Charging that the county violated state environmental law in approving a mining project they contend could contaminate Oxnard's water supply, attorneys set out Friday to block the operation.
Lawyers for the city of Oxnard and the Environmental Coalition of Ventura County launched arguments in a trial aimed at overturning the county's approval of the mining project, proposed for a gravel pit north of Oxnard.
The case, which was postponed until Tuesday, involves a proposal by CalMat Co. to excavate up to 6 million tons of rock from an El Rio gravel pit over the next 10 years.
At certain times of the year, the digging would go below the ground water table that supplies drinking water to residents on the Oxnard Plain.
Concerned that the water would be vulnerable to contamination, attorneys for the city of Oxnard and the Environmental Coalition have filed a lawsuit to overturn the Board of Supervisors' approval of the project.
The attorneys allege that Ventura County and the mining company did not follow guidelines set by the California Environmental Quality Act.

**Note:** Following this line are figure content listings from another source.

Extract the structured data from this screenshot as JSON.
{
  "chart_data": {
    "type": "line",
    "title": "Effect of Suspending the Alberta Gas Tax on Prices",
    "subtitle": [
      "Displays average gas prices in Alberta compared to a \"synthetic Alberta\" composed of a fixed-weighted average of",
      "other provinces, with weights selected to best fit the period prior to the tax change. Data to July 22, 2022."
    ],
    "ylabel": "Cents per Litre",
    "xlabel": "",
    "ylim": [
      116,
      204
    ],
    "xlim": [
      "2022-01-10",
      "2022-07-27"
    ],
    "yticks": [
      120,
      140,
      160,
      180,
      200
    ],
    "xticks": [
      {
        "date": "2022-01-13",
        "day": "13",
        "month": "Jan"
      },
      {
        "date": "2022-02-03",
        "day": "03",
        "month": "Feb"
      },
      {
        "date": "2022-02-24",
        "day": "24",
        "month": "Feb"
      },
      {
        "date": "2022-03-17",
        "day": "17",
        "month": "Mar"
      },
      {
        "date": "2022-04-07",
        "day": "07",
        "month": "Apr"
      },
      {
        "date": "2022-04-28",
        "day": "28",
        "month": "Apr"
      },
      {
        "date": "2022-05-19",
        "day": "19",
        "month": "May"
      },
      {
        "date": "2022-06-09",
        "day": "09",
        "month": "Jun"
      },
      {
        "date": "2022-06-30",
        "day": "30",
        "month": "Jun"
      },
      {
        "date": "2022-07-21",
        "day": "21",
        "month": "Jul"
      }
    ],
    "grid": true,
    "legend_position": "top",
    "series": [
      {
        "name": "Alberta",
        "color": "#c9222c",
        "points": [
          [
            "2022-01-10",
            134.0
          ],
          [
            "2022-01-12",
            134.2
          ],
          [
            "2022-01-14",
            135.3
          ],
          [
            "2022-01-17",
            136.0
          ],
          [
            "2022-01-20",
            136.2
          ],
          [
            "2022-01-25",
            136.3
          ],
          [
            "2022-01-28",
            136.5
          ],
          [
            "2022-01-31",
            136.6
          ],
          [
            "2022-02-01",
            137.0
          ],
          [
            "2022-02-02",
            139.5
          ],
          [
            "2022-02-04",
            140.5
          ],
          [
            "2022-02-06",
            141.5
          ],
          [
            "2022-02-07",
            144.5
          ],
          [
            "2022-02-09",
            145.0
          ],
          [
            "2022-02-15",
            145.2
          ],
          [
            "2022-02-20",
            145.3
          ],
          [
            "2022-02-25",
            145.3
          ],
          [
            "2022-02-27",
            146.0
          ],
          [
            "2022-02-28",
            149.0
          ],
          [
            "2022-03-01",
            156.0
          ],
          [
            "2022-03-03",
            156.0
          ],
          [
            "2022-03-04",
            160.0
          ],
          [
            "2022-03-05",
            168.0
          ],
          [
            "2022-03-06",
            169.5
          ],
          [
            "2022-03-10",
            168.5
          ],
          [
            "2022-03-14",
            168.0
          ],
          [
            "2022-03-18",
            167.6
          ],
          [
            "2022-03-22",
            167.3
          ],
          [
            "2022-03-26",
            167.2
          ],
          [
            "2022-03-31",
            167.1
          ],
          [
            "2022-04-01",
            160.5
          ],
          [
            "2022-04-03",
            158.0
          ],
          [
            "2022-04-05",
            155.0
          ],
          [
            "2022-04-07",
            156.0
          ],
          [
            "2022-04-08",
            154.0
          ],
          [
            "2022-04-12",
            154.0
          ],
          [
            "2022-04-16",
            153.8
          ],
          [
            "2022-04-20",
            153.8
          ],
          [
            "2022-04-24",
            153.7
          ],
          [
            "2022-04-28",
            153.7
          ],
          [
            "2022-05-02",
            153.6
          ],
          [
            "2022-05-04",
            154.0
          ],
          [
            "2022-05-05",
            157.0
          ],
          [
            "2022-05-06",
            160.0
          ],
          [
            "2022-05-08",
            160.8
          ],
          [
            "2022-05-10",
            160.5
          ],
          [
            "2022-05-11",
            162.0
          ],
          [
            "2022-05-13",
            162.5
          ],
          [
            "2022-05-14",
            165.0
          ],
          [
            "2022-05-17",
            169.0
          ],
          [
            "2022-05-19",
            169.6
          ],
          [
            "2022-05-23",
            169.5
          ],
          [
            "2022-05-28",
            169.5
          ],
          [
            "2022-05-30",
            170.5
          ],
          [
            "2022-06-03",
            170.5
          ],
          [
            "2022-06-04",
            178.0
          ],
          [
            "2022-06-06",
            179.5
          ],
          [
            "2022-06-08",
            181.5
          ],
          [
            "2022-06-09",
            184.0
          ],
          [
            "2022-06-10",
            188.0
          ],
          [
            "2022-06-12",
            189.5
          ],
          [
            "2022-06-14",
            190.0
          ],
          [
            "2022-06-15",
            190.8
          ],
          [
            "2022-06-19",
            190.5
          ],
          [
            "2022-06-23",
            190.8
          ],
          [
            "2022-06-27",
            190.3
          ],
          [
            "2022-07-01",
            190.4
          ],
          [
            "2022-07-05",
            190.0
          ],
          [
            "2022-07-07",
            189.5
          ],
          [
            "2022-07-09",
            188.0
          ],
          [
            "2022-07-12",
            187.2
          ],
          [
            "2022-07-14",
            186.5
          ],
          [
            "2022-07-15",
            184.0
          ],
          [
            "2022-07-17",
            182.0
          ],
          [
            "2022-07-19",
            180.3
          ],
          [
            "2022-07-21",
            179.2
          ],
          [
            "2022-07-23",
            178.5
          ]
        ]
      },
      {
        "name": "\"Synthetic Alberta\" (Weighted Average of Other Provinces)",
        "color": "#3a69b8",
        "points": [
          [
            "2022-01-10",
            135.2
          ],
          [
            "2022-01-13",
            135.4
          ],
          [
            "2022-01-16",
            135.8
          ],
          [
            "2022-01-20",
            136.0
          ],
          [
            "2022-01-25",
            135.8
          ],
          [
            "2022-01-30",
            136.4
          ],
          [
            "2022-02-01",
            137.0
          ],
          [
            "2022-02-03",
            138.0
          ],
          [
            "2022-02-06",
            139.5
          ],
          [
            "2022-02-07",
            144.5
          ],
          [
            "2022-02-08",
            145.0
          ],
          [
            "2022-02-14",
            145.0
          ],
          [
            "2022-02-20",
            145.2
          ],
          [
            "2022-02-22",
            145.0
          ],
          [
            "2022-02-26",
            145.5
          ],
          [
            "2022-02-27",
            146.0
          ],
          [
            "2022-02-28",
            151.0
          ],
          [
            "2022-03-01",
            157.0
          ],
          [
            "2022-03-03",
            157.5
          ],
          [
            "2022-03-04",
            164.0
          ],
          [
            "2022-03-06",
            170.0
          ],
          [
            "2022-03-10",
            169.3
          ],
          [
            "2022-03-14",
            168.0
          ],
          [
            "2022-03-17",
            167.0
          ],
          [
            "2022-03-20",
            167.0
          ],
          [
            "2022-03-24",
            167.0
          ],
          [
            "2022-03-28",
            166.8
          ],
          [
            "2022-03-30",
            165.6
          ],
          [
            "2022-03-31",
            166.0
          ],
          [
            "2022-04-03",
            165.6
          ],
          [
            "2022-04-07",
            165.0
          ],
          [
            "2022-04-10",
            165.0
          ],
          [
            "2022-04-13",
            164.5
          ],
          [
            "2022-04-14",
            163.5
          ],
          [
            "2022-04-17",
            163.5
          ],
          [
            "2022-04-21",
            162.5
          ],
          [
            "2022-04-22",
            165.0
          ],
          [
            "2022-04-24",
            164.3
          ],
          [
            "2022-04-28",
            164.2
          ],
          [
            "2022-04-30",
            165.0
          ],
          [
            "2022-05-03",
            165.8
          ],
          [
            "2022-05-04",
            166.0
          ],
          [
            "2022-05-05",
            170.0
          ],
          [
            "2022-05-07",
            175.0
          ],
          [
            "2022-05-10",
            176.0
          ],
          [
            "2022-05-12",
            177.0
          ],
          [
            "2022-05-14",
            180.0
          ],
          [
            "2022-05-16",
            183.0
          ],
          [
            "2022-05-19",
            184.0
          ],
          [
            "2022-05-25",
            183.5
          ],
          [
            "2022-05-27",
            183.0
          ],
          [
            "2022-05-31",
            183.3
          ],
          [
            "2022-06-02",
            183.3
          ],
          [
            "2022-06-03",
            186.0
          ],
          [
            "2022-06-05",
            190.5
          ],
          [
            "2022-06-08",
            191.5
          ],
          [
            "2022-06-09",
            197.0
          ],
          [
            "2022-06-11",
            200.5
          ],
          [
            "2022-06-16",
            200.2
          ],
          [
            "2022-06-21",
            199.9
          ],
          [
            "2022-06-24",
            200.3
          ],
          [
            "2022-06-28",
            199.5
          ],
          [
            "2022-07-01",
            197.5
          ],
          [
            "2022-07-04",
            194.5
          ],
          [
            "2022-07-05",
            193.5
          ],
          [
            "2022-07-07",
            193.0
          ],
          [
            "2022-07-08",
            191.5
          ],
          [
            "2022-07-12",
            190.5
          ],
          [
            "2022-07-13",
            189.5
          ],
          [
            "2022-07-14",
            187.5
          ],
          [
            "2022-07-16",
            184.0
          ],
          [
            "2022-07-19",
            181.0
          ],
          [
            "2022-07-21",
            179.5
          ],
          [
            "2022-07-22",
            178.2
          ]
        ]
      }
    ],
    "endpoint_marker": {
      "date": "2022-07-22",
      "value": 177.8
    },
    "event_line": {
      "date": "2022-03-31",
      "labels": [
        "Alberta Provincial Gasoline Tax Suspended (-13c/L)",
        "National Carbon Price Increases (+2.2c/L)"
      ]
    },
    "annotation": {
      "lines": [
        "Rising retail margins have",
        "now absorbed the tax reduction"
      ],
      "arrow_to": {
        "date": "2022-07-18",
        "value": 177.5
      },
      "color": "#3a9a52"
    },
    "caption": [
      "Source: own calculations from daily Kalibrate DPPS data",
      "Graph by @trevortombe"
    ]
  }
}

Project proponents argue that as long as workers follow proper mining practices, Oxnard's water supply will not be in danger. Additionally, they argue that the county is running out of its local supply of rock, which is ground into gravel and used as building material, and that importing gravel would drive up the cost of building projects.
An attorney representing CalMat and Ventura County said his clients complied with environmental regulations, noting that the project went through two years of review and public hearings.